A coalition of environmental groups and the state’s largest cities say all of the money should go toward electrification.
The next and largest round of spending from Minnesota’s Volkswagen settlement would include up to $8.2 million in grants for fossil fuel vehicles and equipment, according to a proposal by state officials.
The Minnesota Pollution Control Agency is reviewing public comments on the draft plan, which covers the second phase of Minnesota’s $47 million share of Volkswagen’s multi-state settlement over its emissions cheating scandal.
The feedback includes criticism from a coalition of environmental groups and the state’s two largest cities that argues the state should dedicate all of the funding over the next three years to transportation electrification.
“There is no sound policy reason to continue to support fossil-based technologies,” Kim Havey, sustainability director for the city of Minneapolis, wrote in comments to the pollution control agency.
The agency’s plan calls for spending 65% of the money on electrification. Half of the $23.5 million funding round will help pay for electric transit buses, electric school buses, trucks, airport ground support equipment and forklifts.
Another 15% would pay for 43 fast chargers and 104 Level 2 chargers. The remaining 35% would be spent on cleaner-burning propane, diesel and natural gas vehicles and equipment.
The money must be spent to reduce emissions, including greenhouse gases, fine particles and nitrogen oxide. The phase two plan does that, state officials say, while stretching the budget and providing opportunities in areas where electric solutions might be too expensive or otherwise not feasible.
The fossil fuel vehicles and equipment subsidized by the settlement money would pollute significantly less than the aging models they replace. An older diesel truck produces as much fine particle pollution as 25 to 50 modern trucks, the agency notes on its website.
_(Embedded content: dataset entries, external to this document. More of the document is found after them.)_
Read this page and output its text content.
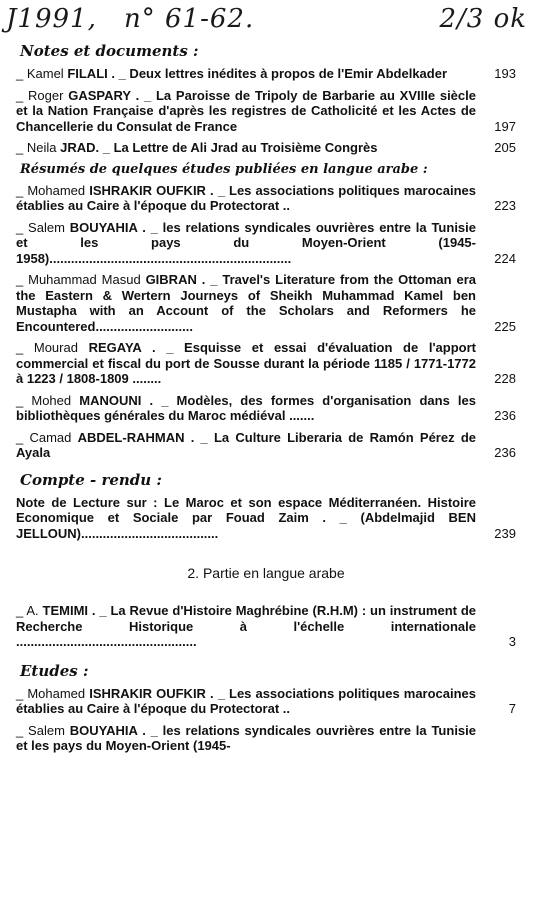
J1991, n° 61-62.	2/3 ok
Notes et documents :
_ Kamel FILALI . _ Deux lettres inédites à propos de l'Emir Abdelkader	193
_ Roger GASPARY . _ La Paroisse de Tripoly de Barbarie au XVIIIe siècle et la Nation Française d'après les registres de Catholicité et les Actes de Chancellerie du Consulat de France	197
_ Neila JRAD. _ La Lettre de Ali Jrad au Troisième Congrès	205
Résumés de quelques études publiées en langue arabe :
_ Mohamed ISHRAKIR OUFKIR . _ Les associations politiques marocaines établies au Caire à l'époque du Protectorat ..	223
_ Salem BOUYAHIA . _ les relations syndicales ouvrières entre la Tunisie et les pays du Moyen-Orient (1945-1958)...................................................................	224
_ Muhammad Masud GIBRAN . _ Travel's Literature from the Ottoman era the Eastern & Wertern Journeys of Sheikh Muhammad Kamel ben Mustapha with an Account of the Scholars and Reformers he Encountered...........................	225
_ Mourad REGAYA . _ Esquisse et essai d'évaluation de l'apport commercial et fiscal du port de Sousse durant la période 1185 / 1771-1772 à 1223 / 1808-1809 ........	228
_ Mohed MANOUNI . _ Modèles, des formes d'organisation dans les bibliothèques générales du Maroc médiéval .......	236
_ Camad ABDEL-RAHMAN . _ La Culture Liberaria de Ramón Pérez de Ayala	236
Compte - rendu :
Note de Lecture sur : Le Maroc et son espace Méditerranéen. Histoire Economique et Sociale par Fouad Zaim . _ (Abdelmajid BEN JELLOUN)......................................	239
2. Partie en langue arabe
_ A. TEMIMI . _ La Revue d'Histoire Maghrébine (R.H.M) : un instrument de Recherche Historique à l'échelle internationale ..................................................	3
Etudes :
_ Mohamed ISHRAKIR OUFKIR . _ Les associations politiques marocaines établies au Caire à l'époque du Protectorat ..	7
_ Salem BOUYAHIA . _ les relations syndicales ouvrières entre la Tunisie et les pays du Moyen-Orient (1945-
“Replacing older diesel vehicles with new diesel, propane, or other alternative fuel vehicles provides dramatic reductions in nitrogen oxides and fine particle pollution, and these projects are also some of the most cost-effective for achieving reductions,” said Mary Robinson, a spokesperson for the agency.
On carbon emissions, though, the improvement is incremental. Critics say each new fossil fuel-burning vehicle will lock in continued emissions for 10 to 20 years, making it more difficult for the state to meet its climate goals.
“We’re not disputing the fact new diesel engines are much cleaner than old diesel engines, but they’ll still pollute more because they’re diesel,” said Joshua Houdek, land use and transportation manager for the Sierra Club. “We have to do more because transportation is the biggest cause of climate change nationally and in Minnesota.”
The state should avoid an incremental switch to electrification, Houdek said, and the settlement money is a great opportunity to accelerate that transition since it doesn’t come from taxpayers and agency officials have greater freedom to invest in more expensive zero-emission electric vehicles.
Minneapolis and St. Paul leaders also argued that a greater share of the money should be spent in economically disadvantaged areas that have suffered the highest levels of pollution. They said the draft plan calls for too much spending on infrastructure that mainly benefits highway drivers.
“If we are to begin to address the harm to residents living in areas most impacted by pollution, we must ensure resources are directed to those communities in alignment with MPCA’s environmental justice framework,” Havey said.
Havey said at least some phase two money should fund chargers in multifamily buildings and “Green Zone” neighborhoods. The agency should also increase the grant limit for electric school buses from $80,000 to as much as $250,000, depending on the income level of the school district, he said.
A letter from the city of St. Paul, HourCar and East Metro Strong argues the state should reorient the charger program to place more Level 2 outlets in urban areas instead of adding expensive fast chargers on freeways, said East Metro Strong executive director Will Schroeer.
“The numbers on the cost-effectiveness of installing Level 2 chargers are so much higher than the other things they’re putting money into,” he said. “Level 2 radically outperforms other chargers and other stuff they’re funding.”
Schroeer contends more chargers in St. Paul will encourage residents to participate in the car-sharing program HourCar. Research on car-share networks shows members reduce the number of vehicles they own and the pollution they emit, he added.
Fresh Energy, which publishes the Energy News Network, separately weighed in with comments that were largely supportive of the state’s plan.
The plan does not require legislative approval. State officials will finalize the phase two spending plan in early February, when it will be submitted to the national trust overseeing settlement spending. The agency did make some changes in the first round based on public comments.
The agency received roughly 60 comments on the phase two draft from government, industry and environmental advocates, Robinson said. “We’re currently reviewing the comments received and considering what, if any, changes we might make to the draft plan.”